Несколько дней назад состоялось торжественное открытие Всемирной выставки, однако русский павильон близ дворца Трокадеро ещё был закрыт для посетителей. Кроме того, как заверяла афиша над центральным входом, предполагалась отдельная церемония, которую уважаемым посетителям никак нельзя пропустить в свете её грандиозности. Этакая оказия с задержкой случилась не из-за разгильдяйства на стройке или халатности заведующих отделами, как можно было бы подумать, но по причине известного к тому моменту опоздания флотилии ввиду погодных условий и лишних суток в Польше, потраченных на приготовления к беспосадочному перелёту «херувимов» сквозь берлинскую лазурь неба над Германским рейхом. Перелёт удался, однако «серафим» сделал значительный крюк, взяв южнее, и продефилировал над участком тройственной границы между Баварским королевством, Австрией и Швейцарской конфедерацией – то есть над Боденским озером. Как разъяснили экипажу, – чтобы подзадорить конкурентов из группы графа Цеппелина, готовивших в тех краях свой летательный аппарат к пробному полёту. Было решено не возвращаться в германское воздушное пространство, а проплыть над кантонами до французской границы, попутно сделав серию восхитительных фотоснимков местности по специально разработанной методике Прокудина-Горского (то же самое по возможности делали и остальные экипажи), после чего двинуться на северо-запад и в ночи подойти к пункту назначения по дуге со стороны Мёдона.

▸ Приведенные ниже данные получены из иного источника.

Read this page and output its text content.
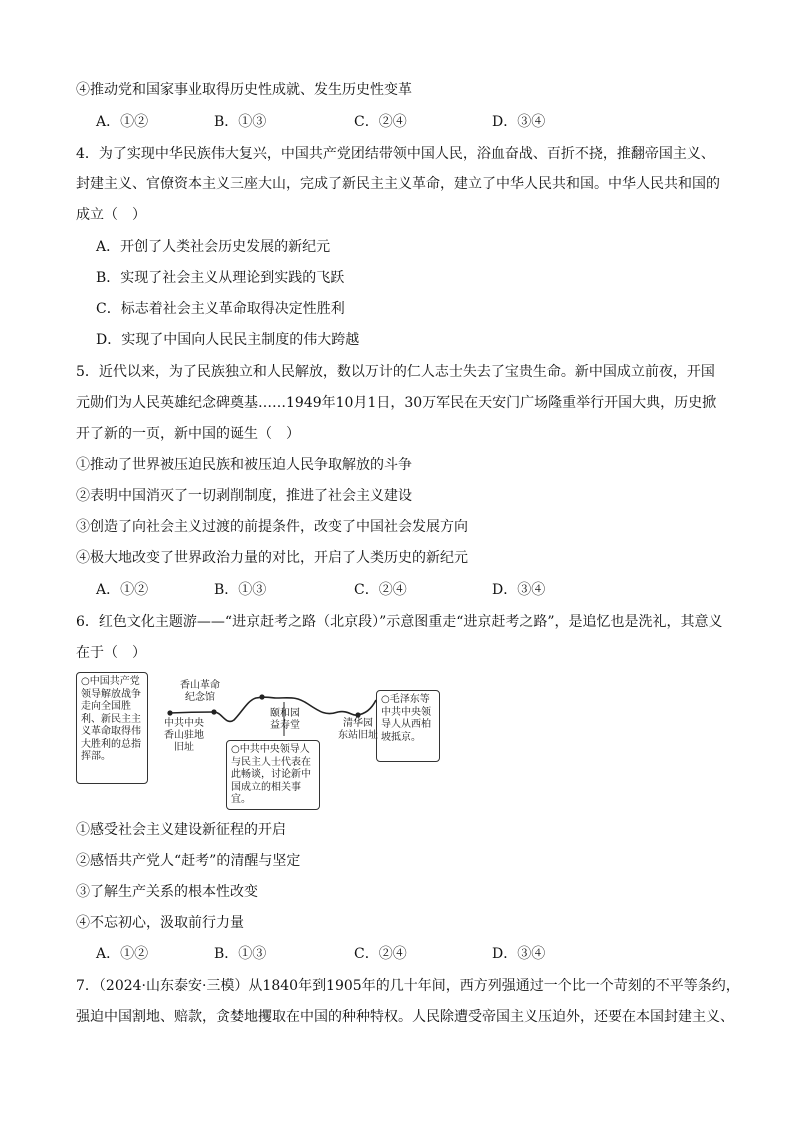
④推动党和国家事业取得历史性成就、发生历史性变革
A．①②	B．①③	C．②④	D．③④
4．为了实现中华民族伟大复兴，中国共产党团结带领中国人民，浴血奋战、百折不挠，推翻帝国主义、
封建主义、官僚资本主义三座大山，完成了新民主主义革命，建立了中华人民共和国。中华人民共和国的
成立（　）
A．开创了人类社会历史发展的新纪元
B．实现了社会主义从理论到实践的飞跃
C．标志着社会主义革命取得决定性胜利
D．实现了中国向人民民主制度的伟大跨越
5．近代以来，为了民族独立和人民解放，数以万计的仁人志士失去了宝贵生命。新中国成立前夜，开国
元勋们为人民英雄纪念碑奠基……1949年10月1日，30万军民在天安门广场隆重举行开国大典，历史掀
开了新的一页，新中国的诞生（　）
①推动了世界被压迫民族和被压迫人民争取解放的斗争
②表明中国消灭了一切剥削制度，推进了社会主义建设
③创造了向社会主义过渡的前提条件，改变了中国社会发展方向
④极大地改变了世界政治力量的对比，开启了人类历史的新纪元
A．①②	B．①③	C．②④	D．③④
6．红色文化主题游——“进京赶考之路（北京段）”示意图重走“进京赶考之路”，是追忆也是洗礼，其意义
在于（　）
○中国共产党领导解放战争走向全国胜利、新民主主义革命取得伟大胜利的总指挥部。
○中共中央领导人与民主人士代表在此畅谈，讨论新中国成立的相关事宜。
○毛泽东等中共中央领导人从西柏坡抵京。
中共中央
香山驻地
旧址
香山革命
纪念馆
颐和园
益寿堂	清华园
东站旧址
①感受社会主义建设新征程的开启
②感悟共产党人“赶考”的清醒与坚定
③了解生产关系的根本性改变
④不忘初心，汲取前行力量
A．①②	B．①③	C．②④	D．③④
7．（2024·山东泰安·三模）从1840年到1905年的几十年间，西方列强通过一个比一个苛刻的不平等条约，
强迫中国割地、赔款，贪婪地攫取在中国的种种特权。人民除遭受帝国主义压迫外，还要在本国封建主义、
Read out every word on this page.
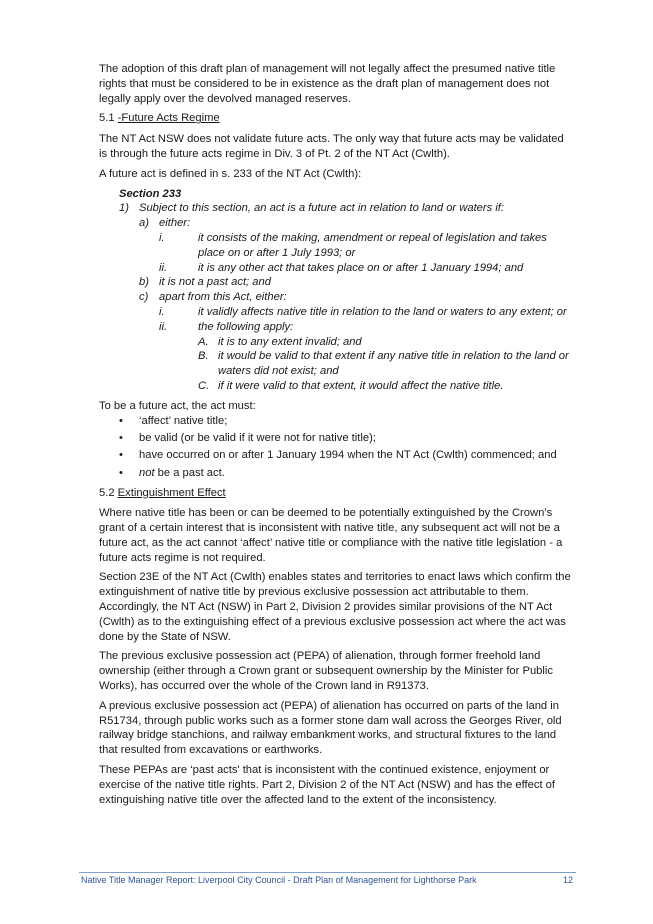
The adoption of this draft plan of management will not legally affect the presumed native title rights that must be considered to be in existence as the draft plan of management does not legally apply over the devolved managed reserves.

5.1 -Future Acts Regime

The NT Act NSW does not validate future acts. The only way that future acts may be validated is through the future acts regime in Div. 3 of Pt. 2 of the NT Act (Cwlth).

A future act is defined in s. 233 of the NT Act (Cwlth):

Section 233
1) Subject to this section, an act is a future act in relation to land or waters if:
a) either:
i.	it consists of the making, amendment or repeal of legislation and takes place on or after 1 July 1993; or
ii.	it is any other act that takes place on or after 1 January 1994; and
b) it is not a past act; and
c) apart from this Act, either:
i.	it validly affects native title in relation to the land or waters to any extent; or
ii.	the following apply:
A. it is to any extent invalid; and
B. it would be valid to that extent if any native title in relation to the land or waters did not exist; and
C. if it were valid to that extent, it would affect the native title.

To be a future act, the act must:

• ‘affect’ native title;
• be valid (or be valid if it were not for native title);
• have occurred on or after 1 January 1994 when the NT Act (Cwlth) commenced; and
• not be a past act.

5.2 Extinguishment Effect

Where native title has been or can be deemed to be potentially extinguished by the Crown’s grant of a certain interest that is inconsistent with native title, any subsequent act will not be a future act, as the act cannot ‘affect’ native title or compliance with the native title legislation - a future acts regime is not required.

Section 23E of the NT Act (Cwlth) enables states and territories to enact laws which confirm the extinguishment of native title by previous exclusive possession act attributable to them. Accordingly, the NT Act (NSW) in Part 2, Division 2 provides similar provisions of the NT Act (Cwlth) as to the extinguishing effect of a previous exclusive possession act where the act was done by the State of NSW.

The previous exclusive possession act (PEPA) of alienation, through former freehold land ownership (either through a Crown grant or subsequent ownership by the Minister for Public Works), has occurred over the whole of the Crown land in R91373.

A previous exclusive possession act (PEPA) of alienation has occurred on parts of the land in R51734, through public works such as a former stone dam wall across the Georges River, old railway bridge stanchions, and railway embankment works, and structural fixtures to the land that resulted from excavations or earthworks.

These PEPAs are ‘past acts' that is inconsistent with the continued existence, enjoyment or exercise of the native title rights. Part 2, Division 2 of the NT Act (NSW) and has the effect of extinguishing native title over the affected land to the extent of the inconsistency.

Native Title Manager Report: Liverpool City Council - Draft Plan of Management for Lighthorse Park	12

Краткий отдых и сон, а на заре – последние проверки и инструктаж. «Александру ІІ Освободителю» большую часть времени надлежало величаво парить над городом, деятельное же участие отводилось его сиблингам, в особенности «Великим реформам» – одному из четырёхмоторных «херувимов». По сути, именно он – настоящий «херувим», прототип грузового дирижабля с уплощённой, более широкой гондолой, в связи с чем его оболочка, выкрашенная в сизый, приобрела в разрезе вид пухлого треугольника; остальные же, – также о четырёх моторах, но более компактные, – формально представляли подкласс «Офаним». Однако этот авраамический термин обнаруживал себя лишь в базовой документации и не имел свободного обращения за пределами конструкторской лаборатории и офицерских кругов Воздушного флота по тому разумению, что, как подсказали руководителям проекта, более известен последователям Талмуда, нежели христианам, в ангельской иерархии которых херувимы и офанимы практически не разделяются из-за их функционального сходства, описанного в Ветхом Завете, – то есть из-за опасений, что употребление «слишком иудейского» обозначения могло бы вызвать неприятие и отторжение у неразборчивых представителей правых взглядов на барашке очередной антисемитской волны. А это, в свою очередь, ставило бы под вопрос коммерческий успех предприятия: именно «офанимы» ограниченно предлагались к заказу как частным лицам, так и представителям государства; при этом за французским правительством уже было зарезервировано два существующих экземпляра, которые надлежало передать в его распоряжение осенью того же года, а в отношении прочих заказчиков предполагалось строительство только новых аппаратов с учётом персональных требований.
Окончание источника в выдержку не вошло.